Databricks Lakehouse Federation


Databricks Lakehouse Federation


Databricks Lakehouse Federation allows for data virtualization without importing data into Databricks. Although CData Connect Cloud allows for data virtualization, there are some features, such as data lineage and fine-grained access control, that can benefit from being virtualized on Databricks. For more information on Databricks Lakehouse Federation, see the Databricks documentation.

Databricks Lakehouse Federation can pull data from sources that you have connected to your CData Connect Cloud account. This page outlines the steps to connect Databricks Lakehouse Federation to the CData Connect Cloud Virtual SQL Server API.

Prerequisites

Before you connect, you must first do the following:

  • Connect a data source to your CData Connect Cloud account. See Connections for more information.
  • Generate a Personal Access Token (PAT) on the Settings page. Copy this down, as it acts as your password during authentication.

Connecting to CData Connect Cloud

To establish a connection from Databricks Lakehouse Federation to the CData Connect Cloud Virtual SQL Server API, follow these steps.

  1. Log into Databricks.

  2. In the navigation pane, select Catalog. Click + and select Add a connection.

  3. In Create Connection, enter the following:

    • Connection name—the user-defined connection name.

    • Connection type—select SQL Server from the drop-down list.

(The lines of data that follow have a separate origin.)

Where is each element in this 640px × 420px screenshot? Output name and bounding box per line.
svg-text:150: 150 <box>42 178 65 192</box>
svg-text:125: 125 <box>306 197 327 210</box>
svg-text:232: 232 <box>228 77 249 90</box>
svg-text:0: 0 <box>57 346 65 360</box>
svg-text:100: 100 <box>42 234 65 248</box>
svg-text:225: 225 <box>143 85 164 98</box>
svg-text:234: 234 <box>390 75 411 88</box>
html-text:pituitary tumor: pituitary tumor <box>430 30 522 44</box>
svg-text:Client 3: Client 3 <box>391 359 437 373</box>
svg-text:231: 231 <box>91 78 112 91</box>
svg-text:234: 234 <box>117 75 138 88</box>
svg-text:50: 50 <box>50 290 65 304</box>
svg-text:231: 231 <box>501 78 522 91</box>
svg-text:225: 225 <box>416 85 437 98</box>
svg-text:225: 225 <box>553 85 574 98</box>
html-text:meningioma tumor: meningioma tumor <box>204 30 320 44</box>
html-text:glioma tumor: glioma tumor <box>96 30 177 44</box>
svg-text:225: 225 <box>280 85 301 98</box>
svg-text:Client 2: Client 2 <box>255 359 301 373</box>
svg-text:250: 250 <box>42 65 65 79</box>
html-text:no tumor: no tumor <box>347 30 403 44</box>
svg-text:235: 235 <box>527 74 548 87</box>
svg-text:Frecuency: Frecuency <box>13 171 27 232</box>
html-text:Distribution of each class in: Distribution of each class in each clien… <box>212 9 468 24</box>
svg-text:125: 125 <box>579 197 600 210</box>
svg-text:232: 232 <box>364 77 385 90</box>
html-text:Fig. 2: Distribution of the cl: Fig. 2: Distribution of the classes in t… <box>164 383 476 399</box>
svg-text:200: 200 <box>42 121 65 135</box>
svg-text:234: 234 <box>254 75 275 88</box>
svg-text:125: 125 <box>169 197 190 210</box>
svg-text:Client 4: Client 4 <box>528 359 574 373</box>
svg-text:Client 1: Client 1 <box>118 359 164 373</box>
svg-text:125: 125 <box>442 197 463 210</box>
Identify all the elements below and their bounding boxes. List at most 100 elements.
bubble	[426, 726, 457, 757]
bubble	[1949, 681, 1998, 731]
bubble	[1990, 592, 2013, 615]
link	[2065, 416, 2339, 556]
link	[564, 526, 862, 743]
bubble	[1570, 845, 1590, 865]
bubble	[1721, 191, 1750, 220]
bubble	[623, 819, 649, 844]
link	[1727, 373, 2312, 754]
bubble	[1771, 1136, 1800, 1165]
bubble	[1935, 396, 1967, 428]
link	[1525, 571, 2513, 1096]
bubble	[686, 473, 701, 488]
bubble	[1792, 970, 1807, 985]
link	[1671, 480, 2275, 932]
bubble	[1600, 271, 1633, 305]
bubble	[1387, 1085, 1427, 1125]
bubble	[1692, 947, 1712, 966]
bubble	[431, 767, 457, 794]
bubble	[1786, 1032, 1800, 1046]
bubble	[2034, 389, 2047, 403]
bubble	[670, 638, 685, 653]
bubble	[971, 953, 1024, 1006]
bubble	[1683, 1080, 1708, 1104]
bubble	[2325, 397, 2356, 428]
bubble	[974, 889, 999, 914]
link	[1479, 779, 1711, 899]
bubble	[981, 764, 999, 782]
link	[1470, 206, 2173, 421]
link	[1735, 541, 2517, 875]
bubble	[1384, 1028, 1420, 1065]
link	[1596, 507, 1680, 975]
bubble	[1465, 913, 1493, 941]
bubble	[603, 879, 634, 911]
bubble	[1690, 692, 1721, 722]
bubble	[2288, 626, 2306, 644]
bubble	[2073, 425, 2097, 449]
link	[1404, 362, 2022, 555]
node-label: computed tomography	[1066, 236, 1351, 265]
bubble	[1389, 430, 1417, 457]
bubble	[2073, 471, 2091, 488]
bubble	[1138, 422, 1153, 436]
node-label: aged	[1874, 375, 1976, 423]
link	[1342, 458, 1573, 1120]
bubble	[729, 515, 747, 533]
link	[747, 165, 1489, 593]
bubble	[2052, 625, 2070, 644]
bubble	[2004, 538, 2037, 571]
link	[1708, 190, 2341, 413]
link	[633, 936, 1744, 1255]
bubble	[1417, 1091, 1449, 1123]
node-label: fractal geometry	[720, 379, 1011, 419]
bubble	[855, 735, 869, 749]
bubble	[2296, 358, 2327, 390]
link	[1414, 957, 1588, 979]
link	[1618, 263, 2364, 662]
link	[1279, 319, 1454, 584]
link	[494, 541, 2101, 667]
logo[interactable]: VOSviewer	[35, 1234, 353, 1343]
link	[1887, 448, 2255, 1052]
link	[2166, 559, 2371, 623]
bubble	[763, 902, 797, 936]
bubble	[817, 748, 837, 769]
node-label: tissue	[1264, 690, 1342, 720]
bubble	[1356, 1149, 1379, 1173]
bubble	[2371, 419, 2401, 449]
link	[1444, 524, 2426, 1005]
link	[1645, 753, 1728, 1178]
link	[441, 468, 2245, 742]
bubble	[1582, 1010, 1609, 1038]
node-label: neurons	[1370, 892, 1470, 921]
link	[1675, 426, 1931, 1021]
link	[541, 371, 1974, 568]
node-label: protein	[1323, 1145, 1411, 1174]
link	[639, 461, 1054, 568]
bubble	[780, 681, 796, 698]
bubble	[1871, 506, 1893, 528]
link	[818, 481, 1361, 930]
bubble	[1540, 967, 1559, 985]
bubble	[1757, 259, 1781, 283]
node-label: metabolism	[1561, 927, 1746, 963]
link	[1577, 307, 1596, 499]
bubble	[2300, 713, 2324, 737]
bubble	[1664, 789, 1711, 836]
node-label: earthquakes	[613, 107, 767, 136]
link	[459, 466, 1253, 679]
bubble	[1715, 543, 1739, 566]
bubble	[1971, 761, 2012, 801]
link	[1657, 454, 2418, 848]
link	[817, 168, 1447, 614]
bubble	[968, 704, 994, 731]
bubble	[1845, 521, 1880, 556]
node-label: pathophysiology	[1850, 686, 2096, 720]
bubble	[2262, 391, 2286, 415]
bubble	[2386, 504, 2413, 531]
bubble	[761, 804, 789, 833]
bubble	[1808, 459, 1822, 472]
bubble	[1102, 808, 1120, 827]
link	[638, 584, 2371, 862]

    • Auth type—select Username and password.

    • Hosttds.cdata.com

    • Port14333

    • User—enter your CData Connect Cloud username. This is displayed in the top-right corner of the CData Connect Cloud interface. For example, test@cdata.com.

    • Password—enter the PAT you generated on the Settings page.

  4. Click Test connection. If the connection succeeds, a confirmation dialog appears.

  5. You now need to add the target database to the Catalog. In the navigation pane, select the connection you just created and click Create catalog.

  6. In the Create a new catalog dialog, enter the following information,

    • Catalog name—enter a user-defined catalog name.

    • Connection—this is the Databricks connection you defined earlier and selected.

    • Database—enter the Connection Name of the CData Connect Cloud data source you want to connect to (for example, Salesforce1).

  7. Click Create. If the catalog creation succeeds, a confirmation dialog appears. Click View catalog to view your new catalog.

  8. You can also return to Catalog in the navigation pane and find the catalog you just added. Expand the catalog to view the objects in the catalog.

  9. Select a table and click the Overview tab to view table metadata.

  10. Click the Sample Data tab to view the real-time data in the table.

  11. Go to Dashboards in the navigation pane to visualize the data.